As dificuldades dos bombeiros

Os bombeiros portugueses continuam reféns da dicotomia entre o modelo secular de associativismo e o caminho para a profissionalização

por Alexandre Faria 
Escritor, advogado e presidente do Estoril Praia

Nesta altura do ano, perante os milhares de hectares dizimados pelas chamas em vários países europeus, é inevitável pensar nos bombeiros, nas suas corporações e associações humanitárias, sendo recorrente caírem no esquecimento quando a época dos fogos diminui a sua intensidade, deixando por resolver questões estruturais da sua importante atividade em prol das populações.

Como agentes de proteção civil, treinados para atuar e responder em caso de incêndios florestais, urbanos e industriais, as suas funções estenderam-se, ao longo dos anos, para praticamente todas as áreas de intervenção na defesa dos cidadãos. Longe vão os tempos dos primitivos centros onde o homem sentiu a necessidade de prevenir e regular o fogo quando este se voltava contra si ou quando o Imperador César Augusto entendeu criar um grupo que salvaguardasse a segurança perante os grandes incêndios que devastavam Roma. E, tal como o toque a rebate dos sinos das igrejas se foi substituindo pelas sirenes dos quartéis, os bombeiros evoluíram para a resposta, hoje em dia, a missões tão decisivas como emergências médicas pré-hospitalares, salvamentos aquáticos, desencarceramentos em acidentes rodoviários e ferroviários ou à relevante prevenção, sempre em respeito pelas necessidades da comunidade.

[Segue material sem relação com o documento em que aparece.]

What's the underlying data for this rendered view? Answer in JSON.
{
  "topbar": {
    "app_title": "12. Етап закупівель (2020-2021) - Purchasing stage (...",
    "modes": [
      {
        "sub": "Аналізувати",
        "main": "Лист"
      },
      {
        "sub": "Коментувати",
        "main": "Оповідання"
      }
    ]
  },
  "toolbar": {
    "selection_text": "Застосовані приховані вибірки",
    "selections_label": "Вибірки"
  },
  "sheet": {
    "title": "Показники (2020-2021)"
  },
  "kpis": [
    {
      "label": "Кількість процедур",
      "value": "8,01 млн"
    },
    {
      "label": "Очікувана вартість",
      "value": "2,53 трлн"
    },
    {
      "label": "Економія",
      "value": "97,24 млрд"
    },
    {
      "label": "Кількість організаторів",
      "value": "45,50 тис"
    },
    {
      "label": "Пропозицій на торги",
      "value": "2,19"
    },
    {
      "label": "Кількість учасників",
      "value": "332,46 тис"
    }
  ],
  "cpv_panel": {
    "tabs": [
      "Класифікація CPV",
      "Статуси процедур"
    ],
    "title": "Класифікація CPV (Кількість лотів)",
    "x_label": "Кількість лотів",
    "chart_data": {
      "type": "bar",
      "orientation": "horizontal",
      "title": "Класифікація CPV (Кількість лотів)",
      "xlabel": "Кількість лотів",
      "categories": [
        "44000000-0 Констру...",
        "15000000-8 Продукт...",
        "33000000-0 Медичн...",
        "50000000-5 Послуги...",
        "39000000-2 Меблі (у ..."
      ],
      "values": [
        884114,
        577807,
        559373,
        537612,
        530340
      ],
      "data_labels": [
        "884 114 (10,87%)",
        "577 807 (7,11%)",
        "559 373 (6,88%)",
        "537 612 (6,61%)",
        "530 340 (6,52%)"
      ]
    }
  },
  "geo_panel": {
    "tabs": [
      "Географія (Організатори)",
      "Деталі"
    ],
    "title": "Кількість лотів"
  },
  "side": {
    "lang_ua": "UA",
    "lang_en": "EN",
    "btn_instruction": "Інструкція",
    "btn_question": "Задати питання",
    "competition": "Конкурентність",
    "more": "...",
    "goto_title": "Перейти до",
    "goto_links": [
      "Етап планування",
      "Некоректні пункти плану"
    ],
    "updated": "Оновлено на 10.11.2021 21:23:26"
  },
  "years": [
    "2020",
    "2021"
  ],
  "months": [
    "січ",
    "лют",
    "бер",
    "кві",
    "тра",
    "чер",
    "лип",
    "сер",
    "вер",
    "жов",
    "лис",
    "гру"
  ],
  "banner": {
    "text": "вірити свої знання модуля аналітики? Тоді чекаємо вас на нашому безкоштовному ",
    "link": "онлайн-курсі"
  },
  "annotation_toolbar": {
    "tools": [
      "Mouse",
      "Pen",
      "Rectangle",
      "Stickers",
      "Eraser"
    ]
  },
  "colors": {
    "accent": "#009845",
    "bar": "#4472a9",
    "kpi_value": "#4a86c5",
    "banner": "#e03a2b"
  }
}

Em pleno século XXI, os bombeiros portugueses continuam reféns da dicotomia entre o modelo secular de associativismo e o caminho para a profissionalização, entre o estatuto de voluntário ou de remunerado, sendo os únicos protagonistas sem uma estrutura de comando própria, inseridos entre a coordenação de operações de socorro e o comando dessas mesmas operações. Continuam assentes na tradição portuguesa de voluntariado, sendo previsível que se mantenham nesse formato durante largos anos, face à incapacidade orçamental do Estado de assegurar uma transição dos corpos de bombeiros voluntários por profissionais nos 308 municípios portugueses.

Sem a possibilidade de uma solução imediata para uma carreira própria global, a qualidade do serviço garantida pelos bombeiros necessita de um forte incentivo regular entre a administração central, a administração local, os bombeiros e os seus dirigentes associativos, de modo a permitir que existam os recursos necessários para atuarem da melhor forma e sempre que a nossa sociedade precisa.

Ao empenho visível do Ministério da Administração Interna, seja pelas candidaturas ao abrigo do PRR, seja por apoio direto, terá de juntar-se o devido reconhecimento por parte do Ministério da Saúde em relação ao INEM, atendendo ao facto de cerca de 80% a 90% desses serviços serem prestados pelos bombeiros. E nesta permanente necessidade de mais e de melhores meios de atuação para a defesa das vidas humanas, que ninguém questiona, o apoio das autarquias locais é imprescindível, em complementaridade aos restantes gabinetes governativos.

Só deste modo, atendendo ao circunstancialismo que nos rodeia, estaremos a reconhecer como heróis aqueles que avançam na direção das labaredas quando todos fogem, fazendo-o em nome de um altruísmo que nos transcende, em proveito do bem comum.